C’est le taureau indomptable. L’innovation impressionne, fait peur, puis est rejetée comme une pratique en décalage avec la période. Elle est adorée, financée, débudgétée, célébrée puis délaissée. Il n’a jamais été facile d’innover. Encore moins en 2025.

Si l’innovation est la capacité d’une organisation à réinventer sa différenciation, à créer l’offre de demain, à accélérer, à répondre aux défis à venir, plusieurs paramètres de cette définition sont aujourd’hui challengés : la notion de futur, la capacité à créer collectivement dans un présent bouleversé, la capacité à définir ce qui va constituer une rupture, la capacité à créer le meilleur futur pour notre société.

  1. Le futur n’est plus inspirant : celui-ci est passé en quelques décennies d’une espérance de progrès à une confusion d’horizons : le moyen terme est en pleine incertitude, le présent chahuté par de nombreuses turbulences.
  2. La capacité à créer collectivement est en panne : l’inquiétude permanente, le futur anxiogène, l’absence d’imaginaire, le manque de visibilité économique, n’encouragent plus à se projeter, à créer, à innover.
  3. L’opposition marquée entre innovation pragmatique et de rupture : il n’y a plus de mode dans l’innovation, ni de pensée claire. D’un côté, l’effectuation (Saras Sarasvathy) prône une approche pragmatique où l’entrepreneur avance avec les ressources disponibles et s’adapte aux opportunités émergentes, de l’autre, l’innovation de rupture (Clayton Christensen) développe l’idée d’un changement radical qui transforme les marchés par des concepts totalement nouveau. Les experts débattent, les opérationnels se détournent. En opposant ces deux visions, on freine, on divise. La dynamique d’innovation ne trouve plus son souffle.

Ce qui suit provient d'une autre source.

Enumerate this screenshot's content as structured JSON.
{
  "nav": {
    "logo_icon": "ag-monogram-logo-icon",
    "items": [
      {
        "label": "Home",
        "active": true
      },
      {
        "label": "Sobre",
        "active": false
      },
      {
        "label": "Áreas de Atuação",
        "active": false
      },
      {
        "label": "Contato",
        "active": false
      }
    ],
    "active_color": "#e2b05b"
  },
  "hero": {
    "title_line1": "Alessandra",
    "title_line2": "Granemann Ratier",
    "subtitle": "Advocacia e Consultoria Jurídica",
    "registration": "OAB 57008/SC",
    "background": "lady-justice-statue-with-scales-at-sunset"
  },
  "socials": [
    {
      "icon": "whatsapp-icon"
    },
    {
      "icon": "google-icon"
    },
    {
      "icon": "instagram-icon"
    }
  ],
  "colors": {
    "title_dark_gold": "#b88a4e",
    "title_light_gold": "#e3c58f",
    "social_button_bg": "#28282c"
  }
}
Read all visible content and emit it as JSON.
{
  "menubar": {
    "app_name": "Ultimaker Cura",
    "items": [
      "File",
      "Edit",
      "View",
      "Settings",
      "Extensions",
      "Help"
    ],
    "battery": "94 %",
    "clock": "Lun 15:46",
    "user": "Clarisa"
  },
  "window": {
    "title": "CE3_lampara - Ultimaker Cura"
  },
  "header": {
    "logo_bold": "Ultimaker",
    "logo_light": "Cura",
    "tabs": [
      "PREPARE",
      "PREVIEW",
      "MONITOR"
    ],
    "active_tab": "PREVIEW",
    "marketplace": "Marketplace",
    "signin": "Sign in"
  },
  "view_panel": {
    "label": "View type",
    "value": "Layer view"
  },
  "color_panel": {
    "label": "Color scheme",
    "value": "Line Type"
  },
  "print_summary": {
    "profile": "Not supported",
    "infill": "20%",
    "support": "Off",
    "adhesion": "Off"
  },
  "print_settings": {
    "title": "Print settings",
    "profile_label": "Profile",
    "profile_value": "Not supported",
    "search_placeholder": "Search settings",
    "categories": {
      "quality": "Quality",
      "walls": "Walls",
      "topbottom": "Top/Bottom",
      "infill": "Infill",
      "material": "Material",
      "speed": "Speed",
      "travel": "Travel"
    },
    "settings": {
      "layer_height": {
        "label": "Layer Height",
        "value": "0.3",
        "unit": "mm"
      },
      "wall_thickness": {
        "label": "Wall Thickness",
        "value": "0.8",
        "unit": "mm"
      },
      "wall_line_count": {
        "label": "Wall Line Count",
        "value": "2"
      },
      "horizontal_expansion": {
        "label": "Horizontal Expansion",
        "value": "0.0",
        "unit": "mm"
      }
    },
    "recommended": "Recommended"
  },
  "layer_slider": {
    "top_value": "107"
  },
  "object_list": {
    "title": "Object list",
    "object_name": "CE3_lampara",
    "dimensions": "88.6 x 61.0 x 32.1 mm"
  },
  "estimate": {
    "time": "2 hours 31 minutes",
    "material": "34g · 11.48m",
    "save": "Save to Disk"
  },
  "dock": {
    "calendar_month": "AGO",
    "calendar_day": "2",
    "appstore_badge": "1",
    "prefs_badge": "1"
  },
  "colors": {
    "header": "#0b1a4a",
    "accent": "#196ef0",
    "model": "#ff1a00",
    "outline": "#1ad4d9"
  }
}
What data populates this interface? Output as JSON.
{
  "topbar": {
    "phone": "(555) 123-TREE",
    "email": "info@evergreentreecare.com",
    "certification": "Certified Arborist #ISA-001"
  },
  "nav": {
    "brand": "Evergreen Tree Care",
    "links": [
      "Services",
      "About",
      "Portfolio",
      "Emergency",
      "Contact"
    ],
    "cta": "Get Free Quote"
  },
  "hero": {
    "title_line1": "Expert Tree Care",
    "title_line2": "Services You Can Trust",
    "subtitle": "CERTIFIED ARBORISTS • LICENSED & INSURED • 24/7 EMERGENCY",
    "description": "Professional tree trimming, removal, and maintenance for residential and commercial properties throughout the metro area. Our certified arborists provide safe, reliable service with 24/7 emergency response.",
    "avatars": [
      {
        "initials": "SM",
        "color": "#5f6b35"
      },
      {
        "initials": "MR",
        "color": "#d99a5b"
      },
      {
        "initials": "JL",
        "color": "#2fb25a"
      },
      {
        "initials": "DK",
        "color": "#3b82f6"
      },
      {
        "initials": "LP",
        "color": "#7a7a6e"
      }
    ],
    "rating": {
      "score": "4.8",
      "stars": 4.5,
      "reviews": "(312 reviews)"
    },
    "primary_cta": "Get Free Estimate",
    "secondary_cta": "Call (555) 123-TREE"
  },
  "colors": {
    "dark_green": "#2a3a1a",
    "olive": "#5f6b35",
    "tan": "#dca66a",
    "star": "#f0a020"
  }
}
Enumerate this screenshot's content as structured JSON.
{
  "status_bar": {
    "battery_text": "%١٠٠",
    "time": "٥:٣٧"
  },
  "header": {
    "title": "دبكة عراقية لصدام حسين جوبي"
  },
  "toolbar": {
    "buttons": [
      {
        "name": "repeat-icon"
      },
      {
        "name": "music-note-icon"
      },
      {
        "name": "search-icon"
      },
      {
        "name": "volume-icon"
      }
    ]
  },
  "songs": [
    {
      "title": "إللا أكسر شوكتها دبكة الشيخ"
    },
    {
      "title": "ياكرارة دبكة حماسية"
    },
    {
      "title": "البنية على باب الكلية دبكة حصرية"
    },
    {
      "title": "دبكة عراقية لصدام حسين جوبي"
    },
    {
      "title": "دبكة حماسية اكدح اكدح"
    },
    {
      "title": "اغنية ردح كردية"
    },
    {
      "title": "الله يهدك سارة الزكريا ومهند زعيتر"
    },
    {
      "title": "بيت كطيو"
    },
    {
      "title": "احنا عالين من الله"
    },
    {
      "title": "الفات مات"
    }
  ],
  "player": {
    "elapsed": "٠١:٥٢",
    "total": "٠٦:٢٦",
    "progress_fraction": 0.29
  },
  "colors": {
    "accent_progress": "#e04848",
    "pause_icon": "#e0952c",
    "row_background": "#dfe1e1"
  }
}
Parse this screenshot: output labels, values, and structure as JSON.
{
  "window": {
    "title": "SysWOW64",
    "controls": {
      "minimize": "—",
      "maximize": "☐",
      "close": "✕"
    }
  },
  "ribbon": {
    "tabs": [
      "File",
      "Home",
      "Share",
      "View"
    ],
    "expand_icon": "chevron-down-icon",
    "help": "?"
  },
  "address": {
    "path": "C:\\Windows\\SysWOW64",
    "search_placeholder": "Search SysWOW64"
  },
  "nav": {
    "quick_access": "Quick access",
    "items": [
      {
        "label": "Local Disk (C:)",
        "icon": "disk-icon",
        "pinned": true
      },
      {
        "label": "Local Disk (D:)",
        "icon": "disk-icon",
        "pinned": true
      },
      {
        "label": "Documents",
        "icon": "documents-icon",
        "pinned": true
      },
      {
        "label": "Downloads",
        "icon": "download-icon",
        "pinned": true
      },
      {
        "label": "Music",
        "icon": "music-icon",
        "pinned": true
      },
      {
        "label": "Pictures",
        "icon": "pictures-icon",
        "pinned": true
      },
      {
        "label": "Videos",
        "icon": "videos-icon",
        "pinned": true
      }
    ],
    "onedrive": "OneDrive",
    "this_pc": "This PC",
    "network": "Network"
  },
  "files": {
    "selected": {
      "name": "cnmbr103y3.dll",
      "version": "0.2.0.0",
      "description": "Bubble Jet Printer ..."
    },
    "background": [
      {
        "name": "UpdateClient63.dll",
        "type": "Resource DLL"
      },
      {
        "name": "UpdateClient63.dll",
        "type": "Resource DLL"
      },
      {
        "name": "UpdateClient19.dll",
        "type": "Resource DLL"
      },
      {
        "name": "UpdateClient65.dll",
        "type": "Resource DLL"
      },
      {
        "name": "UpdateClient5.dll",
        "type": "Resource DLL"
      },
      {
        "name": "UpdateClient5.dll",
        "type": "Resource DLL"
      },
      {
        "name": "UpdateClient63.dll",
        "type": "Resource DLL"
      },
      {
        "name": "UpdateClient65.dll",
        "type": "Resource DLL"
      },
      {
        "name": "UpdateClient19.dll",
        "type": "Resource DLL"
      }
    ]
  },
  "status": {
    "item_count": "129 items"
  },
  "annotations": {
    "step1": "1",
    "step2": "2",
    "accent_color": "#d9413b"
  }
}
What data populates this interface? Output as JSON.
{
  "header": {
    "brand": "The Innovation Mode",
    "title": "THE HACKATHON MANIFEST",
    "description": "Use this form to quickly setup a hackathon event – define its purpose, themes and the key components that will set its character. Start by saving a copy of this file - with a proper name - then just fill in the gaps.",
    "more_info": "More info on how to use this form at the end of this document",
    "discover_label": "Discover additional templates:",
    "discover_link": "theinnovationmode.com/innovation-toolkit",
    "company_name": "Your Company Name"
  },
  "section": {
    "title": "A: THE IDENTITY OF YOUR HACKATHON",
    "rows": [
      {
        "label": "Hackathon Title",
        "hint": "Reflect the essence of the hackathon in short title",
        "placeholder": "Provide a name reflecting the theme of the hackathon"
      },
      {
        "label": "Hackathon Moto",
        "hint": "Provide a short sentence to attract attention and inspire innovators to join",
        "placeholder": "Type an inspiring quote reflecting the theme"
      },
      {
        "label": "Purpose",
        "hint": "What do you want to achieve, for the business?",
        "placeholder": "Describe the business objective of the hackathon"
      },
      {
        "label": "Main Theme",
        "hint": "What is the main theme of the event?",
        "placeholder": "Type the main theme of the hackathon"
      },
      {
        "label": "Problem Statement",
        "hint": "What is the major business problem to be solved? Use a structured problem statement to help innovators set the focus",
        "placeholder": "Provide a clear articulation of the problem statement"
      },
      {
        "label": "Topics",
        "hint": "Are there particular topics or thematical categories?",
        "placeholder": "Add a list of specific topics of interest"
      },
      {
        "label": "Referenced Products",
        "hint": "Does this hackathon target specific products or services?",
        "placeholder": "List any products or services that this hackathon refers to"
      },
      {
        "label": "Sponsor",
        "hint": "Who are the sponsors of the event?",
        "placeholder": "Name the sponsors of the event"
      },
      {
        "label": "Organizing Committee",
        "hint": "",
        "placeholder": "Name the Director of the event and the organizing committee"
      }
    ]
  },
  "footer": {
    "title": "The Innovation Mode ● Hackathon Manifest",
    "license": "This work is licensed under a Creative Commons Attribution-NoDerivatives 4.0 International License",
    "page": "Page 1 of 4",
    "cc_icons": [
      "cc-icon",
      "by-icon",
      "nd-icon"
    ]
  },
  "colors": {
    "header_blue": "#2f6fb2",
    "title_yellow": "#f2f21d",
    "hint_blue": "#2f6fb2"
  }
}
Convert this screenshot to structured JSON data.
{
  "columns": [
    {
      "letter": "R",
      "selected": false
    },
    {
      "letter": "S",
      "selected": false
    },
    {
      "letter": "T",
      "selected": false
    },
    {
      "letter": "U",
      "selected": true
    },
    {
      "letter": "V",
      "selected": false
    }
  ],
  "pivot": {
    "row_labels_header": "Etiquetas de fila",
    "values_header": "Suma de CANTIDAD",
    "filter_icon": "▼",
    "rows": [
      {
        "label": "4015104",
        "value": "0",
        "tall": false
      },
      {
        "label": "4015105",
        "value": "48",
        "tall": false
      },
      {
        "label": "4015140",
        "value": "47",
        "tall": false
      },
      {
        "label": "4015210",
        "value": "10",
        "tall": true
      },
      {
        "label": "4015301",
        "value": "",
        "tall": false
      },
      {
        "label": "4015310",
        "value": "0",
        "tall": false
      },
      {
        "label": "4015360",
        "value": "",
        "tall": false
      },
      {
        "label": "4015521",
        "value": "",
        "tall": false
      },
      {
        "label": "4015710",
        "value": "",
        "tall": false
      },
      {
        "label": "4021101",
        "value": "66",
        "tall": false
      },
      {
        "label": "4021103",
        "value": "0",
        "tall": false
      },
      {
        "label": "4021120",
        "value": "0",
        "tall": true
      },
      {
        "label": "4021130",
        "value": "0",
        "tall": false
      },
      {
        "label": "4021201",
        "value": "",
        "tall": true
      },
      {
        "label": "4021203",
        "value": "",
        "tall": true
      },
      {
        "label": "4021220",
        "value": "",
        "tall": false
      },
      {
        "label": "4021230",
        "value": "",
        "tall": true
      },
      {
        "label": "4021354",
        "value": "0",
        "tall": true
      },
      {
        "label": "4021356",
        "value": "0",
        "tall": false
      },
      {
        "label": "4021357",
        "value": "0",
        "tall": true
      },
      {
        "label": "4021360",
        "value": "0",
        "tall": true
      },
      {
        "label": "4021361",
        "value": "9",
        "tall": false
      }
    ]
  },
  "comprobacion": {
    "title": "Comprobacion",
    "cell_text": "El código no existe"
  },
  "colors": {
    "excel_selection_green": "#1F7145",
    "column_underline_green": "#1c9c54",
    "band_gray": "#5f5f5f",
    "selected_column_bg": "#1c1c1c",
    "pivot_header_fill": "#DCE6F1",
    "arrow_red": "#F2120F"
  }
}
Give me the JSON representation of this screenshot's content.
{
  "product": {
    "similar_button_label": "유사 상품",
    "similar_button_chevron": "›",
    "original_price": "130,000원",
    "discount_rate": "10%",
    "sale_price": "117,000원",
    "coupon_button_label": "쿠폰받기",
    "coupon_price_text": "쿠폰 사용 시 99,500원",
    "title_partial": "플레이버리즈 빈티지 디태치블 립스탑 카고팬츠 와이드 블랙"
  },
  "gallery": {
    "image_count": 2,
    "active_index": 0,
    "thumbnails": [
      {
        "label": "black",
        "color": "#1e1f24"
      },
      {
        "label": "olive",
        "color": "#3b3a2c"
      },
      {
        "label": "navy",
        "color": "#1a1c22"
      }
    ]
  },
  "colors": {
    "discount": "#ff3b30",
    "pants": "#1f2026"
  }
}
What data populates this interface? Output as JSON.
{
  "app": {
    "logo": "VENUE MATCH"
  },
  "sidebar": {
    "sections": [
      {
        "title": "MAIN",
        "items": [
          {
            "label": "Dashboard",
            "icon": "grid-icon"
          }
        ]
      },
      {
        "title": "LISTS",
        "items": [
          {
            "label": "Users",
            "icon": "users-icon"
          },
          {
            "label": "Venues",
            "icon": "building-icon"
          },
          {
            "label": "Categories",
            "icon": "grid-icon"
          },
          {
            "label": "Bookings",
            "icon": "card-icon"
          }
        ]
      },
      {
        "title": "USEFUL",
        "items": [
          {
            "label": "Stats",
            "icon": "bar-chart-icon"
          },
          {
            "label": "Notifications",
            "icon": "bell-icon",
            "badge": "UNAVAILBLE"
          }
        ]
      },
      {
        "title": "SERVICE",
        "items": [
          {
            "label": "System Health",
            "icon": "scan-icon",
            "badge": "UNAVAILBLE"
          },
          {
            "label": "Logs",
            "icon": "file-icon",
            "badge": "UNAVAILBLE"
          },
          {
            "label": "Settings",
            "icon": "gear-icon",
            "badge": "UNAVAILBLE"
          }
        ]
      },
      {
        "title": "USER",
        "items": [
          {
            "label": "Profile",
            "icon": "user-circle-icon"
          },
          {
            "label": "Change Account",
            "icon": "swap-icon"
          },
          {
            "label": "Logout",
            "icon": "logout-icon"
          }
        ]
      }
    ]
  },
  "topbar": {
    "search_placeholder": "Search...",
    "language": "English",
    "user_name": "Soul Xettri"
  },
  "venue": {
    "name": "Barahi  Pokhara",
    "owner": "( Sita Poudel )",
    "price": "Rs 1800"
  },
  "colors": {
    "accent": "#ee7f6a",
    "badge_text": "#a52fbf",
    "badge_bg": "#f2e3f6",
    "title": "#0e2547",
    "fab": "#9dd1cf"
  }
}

Et si le questionnement sur l’innovation n’était pas au bon niveau explicatif ?

Ces dernières années, s’est joué une compétition sur les offres, les technologies et leur capacité à faire système. Les innovations ont abouti à des plateformes (Google, Amazon, Netflix, Blablacar…), structurant des ensembles interdépendants de technologies et de services, générant des valeurs d’usage combinées, des modèles d’affaires pluriels, des dynamiques touchant au fonctionnement de nos sociétés. Dès lors, moins innover, c’était déjà moins de création de valeur pour alimenter nos engagements économiques, c’est aussi désormais moins d’influence dans le jeu mondial pour promouvoir des modes de vies qui nous ressemblent, qui correspondent à nos valeurs.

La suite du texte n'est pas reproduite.